Apreciar a assinatura, a dedicatória quase como uma chancela... alguns assinados na pressa, a mão a doer, os dedos a terem caimbras pela monotonia do acto, a repetição dos mesmos gestos.

Coitados.

Mal sabem que nunca os hão-de ler, deleitar-se com a letrinha a dizer Com Amizade, Um abraço sincero do... Tanto trabalho para nada. Não vendem. Não aparecem no lançamento. Lançam-se neste mundo ingrato pensando que lá porque os de casa e os parentes gostaram, todos vão a correr comprar... Uma desilusão.

A maioria aparece envergonhada; outros revoltados; muitos com uma carroça que nem vos conto, tentam afogar as mágoas, esquecer a noite em vão, à espera. À espera de Goudot.

Uns quantos veem em mim uma espécie de confessor. Um analista. Quase padre que os absolve do pecado da escrita mal parida.

Devía de haver uma compensação no meu salário por este acrescento que desempenho o melhor que sei. Afinal eu sou guarda-livros, o nome está mesmo a dizer, não é? Guarda-Livros. Não é Guarda-Confissões, Guarda-Aguenta.

12.

Que grande desgraça!
Caíu uma estante da secção de BD e anda tudo à solta!
Já consegui recuperar o Woody Hood Pecker mas o Spider continua por aí a colar fios de baba por tudo o que é caixote e prateleiras!
Agora imaginem o que é isto chegar aos ouvidos do Patronato...
Ou pior.
Se tivesse caído a estante da secção de História, sub-secção da II Grande Guerra... o "Mein Kampf", ai, ai... nem quero imaginar!
Que os tipos da BD são uns chatos para se agarrarem mas sempre me fazem rir... mas estes, este...
Deve de haver um sistema qualquer que comporte tudo o que é exemplar... ainda não percebi porque é que só eu é que não tenho direito a ter o serviço informatizado.

11.

Fim do mês é tempo de arquivo.
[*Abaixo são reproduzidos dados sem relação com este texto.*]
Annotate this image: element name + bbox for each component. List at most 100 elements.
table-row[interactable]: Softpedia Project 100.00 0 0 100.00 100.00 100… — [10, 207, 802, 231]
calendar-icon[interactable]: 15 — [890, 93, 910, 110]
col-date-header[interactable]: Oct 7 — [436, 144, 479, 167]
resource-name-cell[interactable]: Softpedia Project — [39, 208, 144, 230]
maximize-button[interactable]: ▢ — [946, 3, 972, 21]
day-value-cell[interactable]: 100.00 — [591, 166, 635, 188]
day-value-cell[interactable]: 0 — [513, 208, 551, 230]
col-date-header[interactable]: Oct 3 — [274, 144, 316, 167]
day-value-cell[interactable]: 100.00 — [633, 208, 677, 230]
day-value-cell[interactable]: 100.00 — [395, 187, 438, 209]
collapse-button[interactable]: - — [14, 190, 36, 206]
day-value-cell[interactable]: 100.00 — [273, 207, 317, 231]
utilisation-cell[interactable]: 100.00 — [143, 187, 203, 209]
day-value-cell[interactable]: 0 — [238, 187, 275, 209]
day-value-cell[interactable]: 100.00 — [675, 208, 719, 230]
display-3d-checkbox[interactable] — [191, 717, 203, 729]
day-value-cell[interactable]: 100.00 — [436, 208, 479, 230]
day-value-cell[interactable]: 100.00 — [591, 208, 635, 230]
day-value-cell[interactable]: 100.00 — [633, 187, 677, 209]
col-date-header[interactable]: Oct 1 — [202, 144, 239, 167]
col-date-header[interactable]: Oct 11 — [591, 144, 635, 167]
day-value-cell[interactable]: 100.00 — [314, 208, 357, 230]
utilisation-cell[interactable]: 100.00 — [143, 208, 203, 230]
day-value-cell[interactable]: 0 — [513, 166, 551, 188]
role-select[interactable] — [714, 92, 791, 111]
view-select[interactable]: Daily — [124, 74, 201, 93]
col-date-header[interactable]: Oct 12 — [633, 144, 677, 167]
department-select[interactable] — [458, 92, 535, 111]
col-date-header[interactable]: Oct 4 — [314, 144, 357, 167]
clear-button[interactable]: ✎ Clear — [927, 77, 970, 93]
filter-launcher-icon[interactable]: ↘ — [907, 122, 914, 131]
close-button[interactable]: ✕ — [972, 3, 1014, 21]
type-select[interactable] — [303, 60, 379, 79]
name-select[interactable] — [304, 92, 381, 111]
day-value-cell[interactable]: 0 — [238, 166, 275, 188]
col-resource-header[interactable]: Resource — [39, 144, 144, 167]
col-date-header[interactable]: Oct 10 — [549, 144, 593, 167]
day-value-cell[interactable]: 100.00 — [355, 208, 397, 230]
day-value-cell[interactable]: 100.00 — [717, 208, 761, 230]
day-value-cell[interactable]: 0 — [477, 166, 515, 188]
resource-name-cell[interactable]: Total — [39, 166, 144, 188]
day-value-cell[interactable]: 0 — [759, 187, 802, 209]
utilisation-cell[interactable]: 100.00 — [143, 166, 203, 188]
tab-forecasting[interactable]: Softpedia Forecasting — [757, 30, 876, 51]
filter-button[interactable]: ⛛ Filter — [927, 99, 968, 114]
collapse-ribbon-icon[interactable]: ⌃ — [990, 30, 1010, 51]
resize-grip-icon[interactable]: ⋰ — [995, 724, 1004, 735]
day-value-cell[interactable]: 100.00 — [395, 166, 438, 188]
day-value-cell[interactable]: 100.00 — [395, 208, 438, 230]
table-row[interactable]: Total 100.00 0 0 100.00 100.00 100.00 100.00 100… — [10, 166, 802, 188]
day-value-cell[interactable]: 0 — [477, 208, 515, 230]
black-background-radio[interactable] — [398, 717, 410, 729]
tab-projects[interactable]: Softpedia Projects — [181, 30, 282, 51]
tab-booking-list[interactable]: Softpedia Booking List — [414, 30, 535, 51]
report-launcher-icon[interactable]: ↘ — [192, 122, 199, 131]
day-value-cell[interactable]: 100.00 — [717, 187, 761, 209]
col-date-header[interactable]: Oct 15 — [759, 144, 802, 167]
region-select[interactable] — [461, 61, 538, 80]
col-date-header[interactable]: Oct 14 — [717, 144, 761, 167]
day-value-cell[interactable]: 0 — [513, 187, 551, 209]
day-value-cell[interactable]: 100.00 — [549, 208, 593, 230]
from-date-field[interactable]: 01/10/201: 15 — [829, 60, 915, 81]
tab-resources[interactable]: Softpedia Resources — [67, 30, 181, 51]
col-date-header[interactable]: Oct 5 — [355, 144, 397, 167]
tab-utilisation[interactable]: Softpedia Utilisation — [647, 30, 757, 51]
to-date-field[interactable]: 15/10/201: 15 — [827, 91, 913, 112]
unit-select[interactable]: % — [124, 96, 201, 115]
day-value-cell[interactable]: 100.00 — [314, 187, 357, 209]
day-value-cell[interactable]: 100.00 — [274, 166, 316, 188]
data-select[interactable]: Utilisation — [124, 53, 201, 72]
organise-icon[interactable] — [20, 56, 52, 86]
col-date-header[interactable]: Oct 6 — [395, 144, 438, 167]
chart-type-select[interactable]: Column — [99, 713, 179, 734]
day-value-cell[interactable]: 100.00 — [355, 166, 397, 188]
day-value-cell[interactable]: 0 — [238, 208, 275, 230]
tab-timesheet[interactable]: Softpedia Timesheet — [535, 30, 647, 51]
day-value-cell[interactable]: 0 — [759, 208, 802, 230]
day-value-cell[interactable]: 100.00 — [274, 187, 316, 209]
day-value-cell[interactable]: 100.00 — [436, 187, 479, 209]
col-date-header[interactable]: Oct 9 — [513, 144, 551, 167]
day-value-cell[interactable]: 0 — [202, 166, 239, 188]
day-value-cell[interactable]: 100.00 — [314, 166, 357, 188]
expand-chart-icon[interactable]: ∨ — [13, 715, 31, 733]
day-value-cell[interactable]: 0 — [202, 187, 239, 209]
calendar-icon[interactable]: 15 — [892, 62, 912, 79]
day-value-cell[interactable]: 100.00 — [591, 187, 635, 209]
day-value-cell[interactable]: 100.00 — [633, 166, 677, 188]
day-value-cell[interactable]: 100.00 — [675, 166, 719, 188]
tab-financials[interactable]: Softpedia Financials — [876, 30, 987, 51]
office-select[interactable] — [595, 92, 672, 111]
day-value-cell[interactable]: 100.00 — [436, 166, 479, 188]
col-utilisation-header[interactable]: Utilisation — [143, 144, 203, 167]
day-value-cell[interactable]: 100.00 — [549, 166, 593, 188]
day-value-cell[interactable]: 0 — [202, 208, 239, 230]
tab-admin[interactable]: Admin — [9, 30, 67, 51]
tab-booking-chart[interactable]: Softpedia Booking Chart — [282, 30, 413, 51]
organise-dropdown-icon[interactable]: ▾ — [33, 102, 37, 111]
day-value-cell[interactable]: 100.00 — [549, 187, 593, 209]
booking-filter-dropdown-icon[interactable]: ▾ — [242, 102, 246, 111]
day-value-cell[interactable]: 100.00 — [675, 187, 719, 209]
Uma trabalheira. Poemas para aqui, ficção cientifica para lá, eróticos aqui (aqui, aqui!), cor-de-rosa para além...

Para ter tempo de fazer a selecção como deve de ser costumo pendurar a placa do "Volto já", mas estes gajos não querem saber de nada. Encostam o dedo na campainha e não desistem.

Há sempre os crónicos, os que acabaram o manuscrito durante a noite e mesmo à pele aí estão eles. É certinho. Já os conheço. São tipicos.
Chegam com aquele ar desesperado, grandes olheiras, a lingua castanha de tanto café, suspiram que se fartam mas o sinal que os trai é a ansiedade de se acharem os únicos no mundo a vir entregar a "sua" obra.
Mil desvelos, "veja lá", "cuidado, está aí muito trabalho", "sabe o que tem na mão?", então não sei! Esquecem-se que vivo todos os personagens de fio a pavio? Mesmo os rascas e que me dão brotoeja? E os cigarros? Dobro o consumo por causa da vivência a que alguns me sujeitam!

Devía de haver uma clausula no regulamento que impedisse estes atrasadinhos de aparecerem aqui no fim do mês... É que sou pau para toda a obra!